Showcased at CES in Las Vegas last week, the “multi-copter” prototype is strong enough to transport cargo weighing up to 500 pounds (approximately 227 kilograms).
The prototype is powered by an environmentally-friendly electric propulsion system and is outfitted with eight counter-rotating blades, which allow for vertical flight.
Weighing 747 pounds (339 kilograms), the aircraft measures 15 feet long (4.57 metres), 18 feet wide (5.49 metres) and four feet tall (1.22 meters).
The project was led by Boeing HorizonX – a subdivision of the Chicago-based aerospace company that was set up to search the world for startups offering revolutionary ideas.
Working in collaboration with the technicians and engineers at Boeing Research & Technology, the electric vertical-takeoff-and-landing prototype was designed and developed in less than three months.
It has subsequently successfully completed initial flight tests at Boeing Research & Technology’s Collaborative Autonomous Systems Laboratory in Missouri.
“This flying cargo air vehicle represents another major step in our Boeing eVTOL (electric vertical-takeoff-and-landing) strategy,” said Boeing chief technology officer Greg Hyslop. “We have an opportunity to really change air travel and transport, and we’ll look back on this day as a major step in that journey.”
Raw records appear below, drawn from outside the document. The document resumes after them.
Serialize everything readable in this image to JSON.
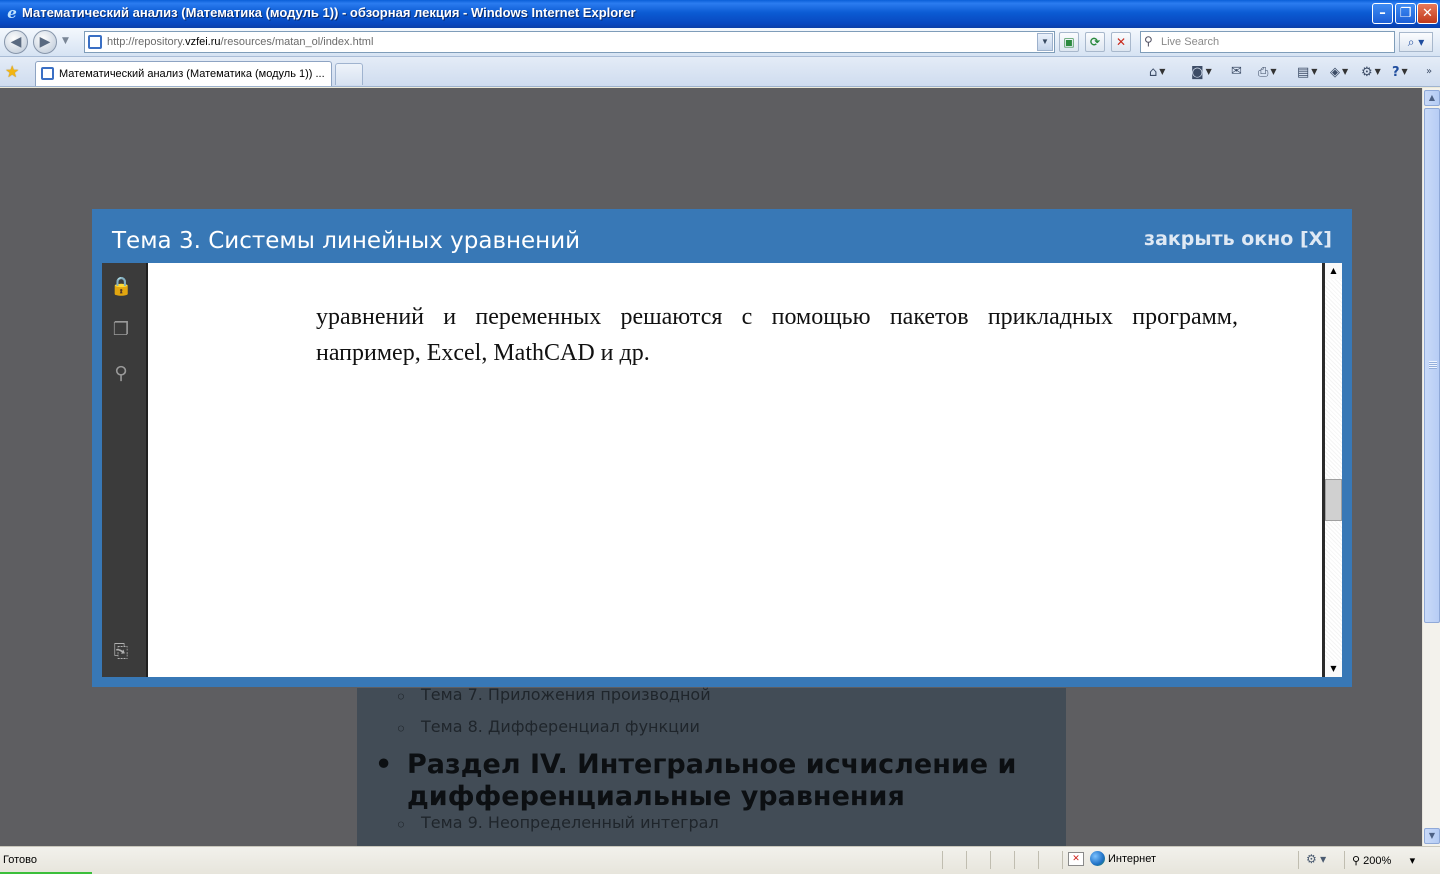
{
  "window": {
    "title": "Математический анализ (Математика (модуль 1)) - обзорная лекция - Windows Internet Explorer",
    "minimize_label": "–",
    "restore_label": "❐",
    "close_label": "✕"
  },
  "navbar": {
    "back_glyph": "◀",
    "forward_glyph": "▶",
    "address_prefix": "http://repository.",
    "address_domain": "vzfei.ru",
    "address_path": "/resources/matan_ol/index.html",
    "refresh_glyph": "⟳",
    "stop_glyph": "✕",
    "compat_glyph": "▣",
    "search_placeholder": "Live Search",
    "search_glyph": "⌕"
  },
  "tabs": {
    "active_label": "Математический анализ (Математика (модуль 1)) ...",
    "commands": {
      "home_glyph": "⌂",
      "feeds_glyph": "◙",
      "mail_glyph": "✉",
      "print_glyph": "⎙",
      "page_glyph": "▤",
      "safety_glyph": "◈",
      "tools_glyph": "⚙",
      "help_glyph": "?"
    }
  },
  "background_page": {
    "items": [
      {
        "kind": "topic",
        "text": "Тема 7. Приложения производной"
      },
      {
        "kind": "topic",
        "text": "Тема 8. Дифференциал функции"
      },
      {
        "kind": "section",
        "text": "Раздел IV. Интегральное исчисление и дифференциальные уравнения"
      },
      {
        "kind": "topic",
        "text": "Тема 9. Неопределенный интеграл"
      }
    ]
  },
  "modal": {
    "title": "Тема 3. Системы линейных уравнений",
    "close_label": "закрыть окно [X]",
    "document_text": "уравнений и переменных решаются с помощью пакетов прикладных программ, например, Excel, MathCAD и др."
  },
  "reader_tools": {
    "lock_glyph": "🔒",
    "pages_glyph": "❐",
    "find_glyph": "⚲",
    "attach_glyph": "⎘"
  },
  "statusbar": {
    "status_text": "Готово",
    "zone_label": "Интернет",
    "zoom_label": "200%"
  }
}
Boeing also notes that the prototype complements an eVTOL passenger air vehicle prototype aircraft which is in development by Aurora Flight Sciences – a company acquired by Boeing late last year.
“Our cargo air vehicle (CAV) prototype builds on Boeing’s existing unmanned systems capabilities and presents new possibilities for autonomous cargo delivery, logistics and other transportation applications,” said Steve Nordlund, Boeing HorizonX vice president.
“The safe integration of unmanned aerial systems is vital to unlocking their full potential. Boeing has an unmatched track record, regulatory know-how and systematic approach to deliver solutions that will shape the future of autonomous flight.”
While Boeing isn’t the first company to create vehicles for drone delivery, its prototype is much bigger and more powerful than designs already unveiled by the likes of Amazon, UPS, and Google.
The presentation of the UAV prototype at CES follows on from the unveiling of Boeing’s stingray-like MQ-25 drone last month. Created as Boeing’s entry to a US Navy competition, the MQ-25 will be used for refuelling fighter jets mid-air.
Other large-scale UAV prototypes to be developed in recent years include the world’s first passenger-carrying drone, which was unveiled at CES 2016, and the world’s smallest flying car, last year.